Basic research, you’ll hear people talk about how government is not going to do anything for us. Well, we all understand that the private sector powers and drives our economy. On the other hand, most of the private sector right now has a lot of trouble financing basic research. And that basic research is the foundation for everything that's done at this company, and everything that's done for most of your customers. And we can't afford to fall behind when it comes to basic research. So there’s some key things that we can do that shouldn't be ideological. They're not Democratic ideas or Republican ideas or independent ideas. They're just good ideas that allow the government to help create the foundation, the platform, the environment in which companies like Applied Materials can thrive. And that's what we've got to constantly champion.
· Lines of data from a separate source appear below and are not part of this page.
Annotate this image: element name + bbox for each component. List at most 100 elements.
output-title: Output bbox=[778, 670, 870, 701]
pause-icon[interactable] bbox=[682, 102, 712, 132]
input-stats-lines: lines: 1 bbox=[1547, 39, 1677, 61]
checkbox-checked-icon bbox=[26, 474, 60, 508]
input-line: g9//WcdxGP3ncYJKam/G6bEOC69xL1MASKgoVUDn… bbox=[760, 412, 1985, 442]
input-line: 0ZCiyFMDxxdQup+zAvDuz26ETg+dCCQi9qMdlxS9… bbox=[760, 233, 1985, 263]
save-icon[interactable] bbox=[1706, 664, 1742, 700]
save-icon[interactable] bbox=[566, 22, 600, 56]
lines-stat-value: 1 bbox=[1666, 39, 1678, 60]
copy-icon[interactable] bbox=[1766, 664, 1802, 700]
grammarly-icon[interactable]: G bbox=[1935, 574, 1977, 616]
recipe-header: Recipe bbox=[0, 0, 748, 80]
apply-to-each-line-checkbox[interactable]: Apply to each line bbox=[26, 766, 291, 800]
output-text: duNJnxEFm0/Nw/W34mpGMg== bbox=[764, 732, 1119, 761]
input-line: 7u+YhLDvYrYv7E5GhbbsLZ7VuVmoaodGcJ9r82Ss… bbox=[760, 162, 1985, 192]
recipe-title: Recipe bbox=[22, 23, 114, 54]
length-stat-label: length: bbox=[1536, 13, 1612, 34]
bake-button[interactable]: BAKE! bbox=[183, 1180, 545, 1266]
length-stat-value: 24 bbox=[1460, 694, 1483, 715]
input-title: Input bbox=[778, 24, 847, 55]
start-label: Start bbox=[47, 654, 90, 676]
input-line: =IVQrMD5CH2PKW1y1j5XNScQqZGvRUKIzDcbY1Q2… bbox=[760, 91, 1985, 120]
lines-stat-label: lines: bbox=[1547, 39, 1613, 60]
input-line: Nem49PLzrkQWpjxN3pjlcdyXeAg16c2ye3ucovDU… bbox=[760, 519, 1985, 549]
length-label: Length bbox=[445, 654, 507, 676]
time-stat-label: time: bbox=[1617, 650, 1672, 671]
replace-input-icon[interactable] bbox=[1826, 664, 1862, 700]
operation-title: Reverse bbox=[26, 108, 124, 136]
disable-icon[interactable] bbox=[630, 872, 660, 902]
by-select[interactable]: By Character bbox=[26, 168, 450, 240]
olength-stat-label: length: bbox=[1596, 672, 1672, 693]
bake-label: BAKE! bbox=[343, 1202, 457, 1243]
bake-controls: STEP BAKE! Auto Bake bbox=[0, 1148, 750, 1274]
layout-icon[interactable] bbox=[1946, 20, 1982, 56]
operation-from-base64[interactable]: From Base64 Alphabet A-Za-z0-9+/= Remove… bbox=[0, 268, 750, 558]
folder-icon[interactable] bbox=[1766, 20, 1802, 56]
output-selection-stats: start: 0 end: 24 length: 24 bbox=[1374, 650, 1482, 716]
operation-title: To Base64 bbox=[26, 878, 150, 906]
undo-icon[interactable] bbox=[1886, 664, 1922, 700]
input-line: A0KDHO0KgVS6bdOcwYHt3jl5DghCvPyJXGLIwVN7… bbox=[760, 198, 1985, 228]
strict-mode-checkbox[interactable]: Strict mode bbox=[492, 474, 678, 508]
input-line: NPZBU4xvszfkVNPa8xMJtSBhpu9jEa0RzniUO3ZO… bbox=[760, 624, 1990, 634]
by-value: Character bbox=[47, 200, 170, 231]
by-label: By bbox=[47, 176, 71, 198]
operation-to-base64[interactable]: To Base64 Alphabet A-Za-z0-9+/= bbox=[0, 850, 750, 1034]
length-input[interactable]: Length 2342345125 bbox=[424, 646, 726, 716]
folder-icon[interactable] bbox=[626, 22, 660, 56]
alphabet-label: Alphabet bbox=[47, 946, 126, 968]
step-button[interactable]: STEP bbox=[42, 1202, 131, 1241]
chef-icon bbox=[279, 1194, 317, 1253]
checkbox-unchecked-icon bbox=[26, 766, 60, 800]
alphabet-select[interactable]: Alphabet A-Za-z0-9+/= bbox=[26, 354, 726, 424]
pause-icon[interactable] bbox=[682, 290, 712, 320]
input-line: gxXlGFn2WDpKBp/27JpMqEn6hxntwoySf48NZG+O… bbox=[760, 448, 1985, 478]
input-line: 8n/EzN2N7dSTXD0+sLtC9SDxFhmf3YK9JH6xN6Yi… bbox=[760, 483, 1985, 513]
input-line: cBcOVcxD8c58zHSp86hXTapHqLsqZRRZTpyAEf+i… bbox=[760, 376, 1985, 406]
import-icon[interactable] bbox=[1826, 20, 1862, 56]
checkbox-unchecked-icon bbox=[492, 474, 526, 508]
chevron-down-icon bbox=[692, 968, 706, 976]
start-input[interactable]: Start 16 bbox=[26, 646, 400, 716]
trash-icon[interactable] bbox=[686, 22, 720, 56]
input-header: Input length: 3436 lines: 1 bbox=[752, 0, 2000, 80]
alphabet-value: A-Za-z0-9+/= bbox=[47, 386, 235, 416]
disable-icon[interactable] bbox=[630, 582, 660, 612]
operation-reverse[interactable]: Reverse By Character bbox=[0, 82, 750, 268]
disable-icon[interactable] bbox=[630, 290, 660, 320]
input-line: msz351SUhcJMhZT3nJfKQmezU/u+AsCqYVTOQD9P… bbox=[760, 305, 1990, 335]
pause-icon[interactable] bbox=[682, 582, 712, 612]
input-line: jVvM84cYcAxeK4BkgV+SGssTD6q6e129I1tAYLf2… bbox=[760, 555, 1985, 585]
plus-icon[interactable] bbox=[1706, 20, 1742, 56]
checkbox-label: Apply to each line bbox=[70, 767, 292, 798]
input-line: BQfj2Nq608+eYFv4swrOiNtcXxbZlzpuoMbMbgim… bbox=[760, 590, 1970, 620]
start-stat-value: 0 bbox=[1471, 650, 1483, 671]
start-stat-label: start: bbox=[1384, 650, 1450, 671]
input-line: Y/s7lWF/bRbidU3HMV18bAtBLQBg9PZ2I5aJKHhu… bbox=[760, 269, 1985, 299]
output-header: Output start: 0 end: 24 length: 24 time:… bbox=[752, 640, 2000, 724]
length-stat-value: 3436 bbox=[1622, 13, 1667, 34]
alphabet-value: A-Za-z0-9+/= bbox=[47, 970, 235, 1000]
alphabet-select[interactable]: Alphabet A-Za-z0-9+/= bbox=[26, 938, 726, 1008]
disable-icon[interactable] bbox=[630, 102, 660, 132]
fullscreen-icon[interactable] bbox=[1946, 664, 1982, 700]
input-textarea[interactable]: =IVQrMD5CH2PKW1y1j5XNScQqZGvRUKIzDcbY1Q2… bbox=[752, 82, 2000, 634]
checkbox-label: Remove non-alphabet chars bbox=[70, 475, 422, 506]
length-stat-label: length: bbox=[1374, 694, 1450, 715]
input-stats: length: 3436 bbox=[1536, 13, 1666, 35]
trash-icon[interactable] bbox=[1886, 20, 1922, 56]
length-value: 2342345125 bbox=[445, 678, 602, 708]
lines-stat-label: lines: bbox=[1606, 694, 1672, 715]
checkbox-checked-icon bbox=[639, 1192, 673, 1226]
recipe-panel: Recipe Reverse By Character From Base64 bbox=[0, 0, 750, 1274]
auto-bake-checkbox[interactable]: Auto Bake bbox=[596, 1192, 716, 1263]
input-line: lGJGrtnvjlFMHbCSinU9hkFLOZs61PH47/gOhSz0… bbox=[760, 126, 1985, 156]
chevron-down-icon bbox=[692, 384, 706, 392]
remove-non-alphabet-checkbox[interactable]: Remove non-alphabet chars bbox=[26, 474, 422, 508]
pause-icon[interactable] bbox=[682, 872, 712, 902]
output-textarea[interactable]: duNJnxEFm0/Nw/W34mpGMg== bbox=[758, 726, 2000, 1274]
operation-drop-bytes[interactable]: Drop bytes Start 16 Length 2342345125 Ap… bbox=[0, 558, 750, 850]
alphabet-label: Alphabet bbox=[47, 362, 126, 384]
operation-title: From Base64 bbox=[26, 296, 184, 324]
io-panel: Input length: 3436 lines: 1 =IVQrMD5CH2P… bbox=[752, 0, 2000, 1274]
And when you're talking to your members of Congress or you're talking to elected officials, you've got to remind them we don't want government to do everything for us, but it's got a role to play on infrastructure, basic research -- making sure that we've got a tax system that's fair, making sure that we've got some basic stability in our budget so people aren't always guessing what's going to happen around the corner.
Think about how this company was built. Back in 1967, when Applied Materials was just getting off the ground, there were five employees. They worked out of this small industrial unit in California. And I suppose they had a “clean room” in there, but I don't know what it looked like. (Laughter.) But what they lacked in size, they made up with ingenuity and imagination and risk-taking. And over the years, as you grew to become a leader in high-tech manufacturing, that ingenuity never faltered. Whether you’ve been with this company for decades -- as I know some of you have -- or just for a year, you’re all focused on the future. Every day you're pushing the limits of technology a little bit further.
And you're not alone, because somewhere over at the Capital Factory, there’s an entrepreneur mapping out a new product on a whiteboard that may be the next big thing. Somewhere over at Manor New Tech High School, there’s a kid scribbling down an idea for a new invention that one day may turn into an entirely new industry. That’s America.
And when you look out across this room, what you also notice is there's talent drawn from every segment of our society. We don't care what you look like, where you come from, what your last name is. We just want to make sure we're all working together to create a better future for our kids.
That's America. We innovate. We adapt. We move forward. That's what Austin is all about. That's what's going on in this city. (Applause.) And that's what I want to keep on promoting as your President of the United States of America.
Thank you, everybody. God bless you. God bless America.